Photos of social media users in hoodies (the piece of clothing that made Martin “suspicious” to Zimmerman) flooded Twitter. The #millionhoodiemarch was born and people protested in cities across the U.S. that such a thing could happen in America today. What emerged as an unlikely symbol for this movement? Skittles. The packet of candy that Martin was carrying at the time of his death became a symbol of his innocence. Protesters clutched bags of the rainbow-colored confection. Photos of “RIP” spelled out in Skittles pieces made the internet rounds. While Skittles by no means asked for such publicity, their silence on the topic has been deafening despite the communal conversation involving their brand.

As of March 23, Skittles’ tweets and Facebook posts (to a 21 million strong audience) have been brand and promotional related. Perhaps unbeknownst to Skittles is the new Facebook timeline’s feature that automatically includes periphereal convserations on their brand alongside in-house updates. Right next to invocations to “Taste the rainbow” appear a running list of user’s comments such as “Please Support this cause to prosecute George Zimmerman in the murder of Trayvon Martin. He went to the store to purchase a bag of YOUR CANDY. please help with our movement show your support. No response means no support,” or “Skittles should consider a generous donation to the family of Trayvon Martin with the increase in sales..” One user even posted this photo:

Should Skittles respond? Do they have an obligation to? My guess is that they’re avoiding mingling their happy-go-lucky brand with  involvement in a situation steeped in complicated layers of race and social justice. But in ignoring their user’s comments, they’re unable to get ownership over the convseration happening in regards to their brand. A simple “Our thoughts are with Trayvon Martin’s family at this time. Skittles will be opening a memorial fund in his name with all proceeds collected over a [insert timeframe here].” Something simple without delving into the specifics of the case would position Skittles as thoughtful and at least aware of the maelstrom swirling around their brand at the moment.

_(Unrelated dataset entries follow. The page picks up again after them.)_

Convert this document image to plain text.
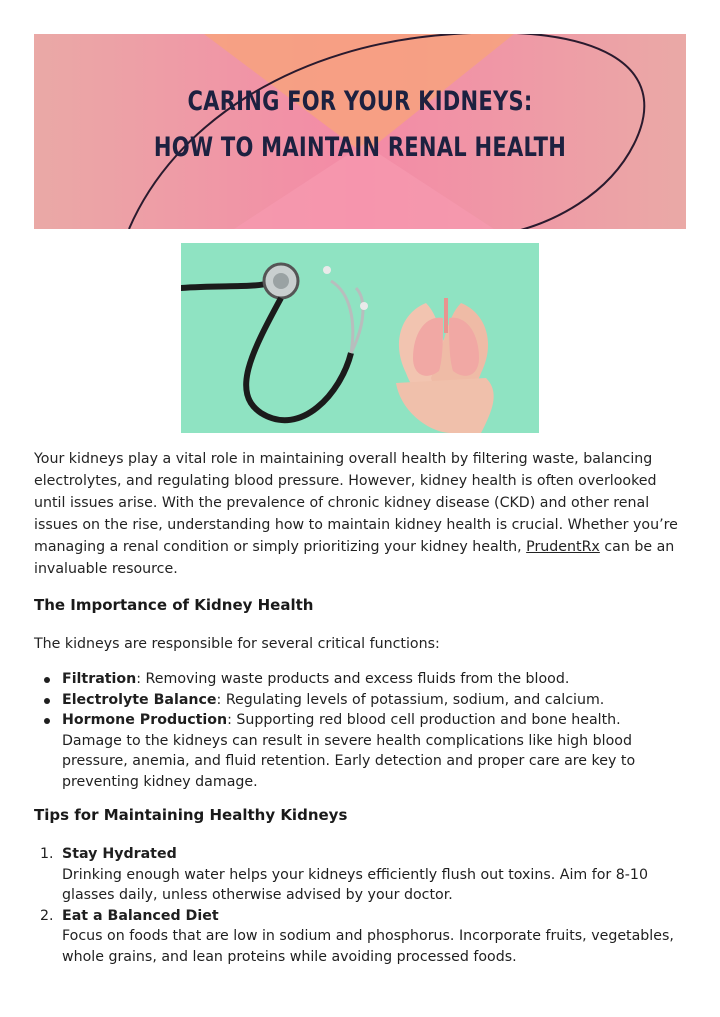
CARING FOR YOUR KIDNEYS:
HOW TO MAINTAIN RENAL HEALTH
Your kidneys play a vital role in maintaining overall health by filtering waste, balancing electrolytes, and regulating blood pressure. However, kidney health is often overlooked until issues arise. With the prevalence of chronic kidney disease (CKD) and other renal issues on the rise, understanding how to maintain kidney health is crucial. Whether you’re managing a renal condition or simply prioritizing your kidney health, PrudentRx can be an invaluable resource.
The Importance of Kidney Health
The kidneys are responsible for several critical functions:
Filtration: Removing waste products and excess fluids from the blood.
Electrolyte Balance: Regulating levels of potassium, sodium, and calcium.
Hormone Production: Supporting red blood cell production and bone health.
Damage to the kidneys can result in severe health complications like high blood pressure, anemia, and fluid retention. Early detection and proper care are key to preventing kidney damage.
Tips for Maintaining Healthy Kidneys
1. Stay Hydrated
Drinking enough water helps your kidneys efficiently flush out toxins. Aim for 8-10 glasses daily, unless otherwise advised by your doctor.
2. Eat a Balanced Diet
Focus on foods that are low in sodium and phosphorus. Incorporate fruits, vegetables, whole grains, and lean proteins while avoiding processed foods.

If they do responded in the near future, it will look like it was done out of pressure, not out of authentic care and interest. This case illustrates some simple PR rules. Just because your brand doesn’t want to engage doesn’t mean your users don’t and b.) proactive, rather than reactive statements make the difference between an informed, caring brand and one that would rather put its head in the sand irrespective of the conversation around them.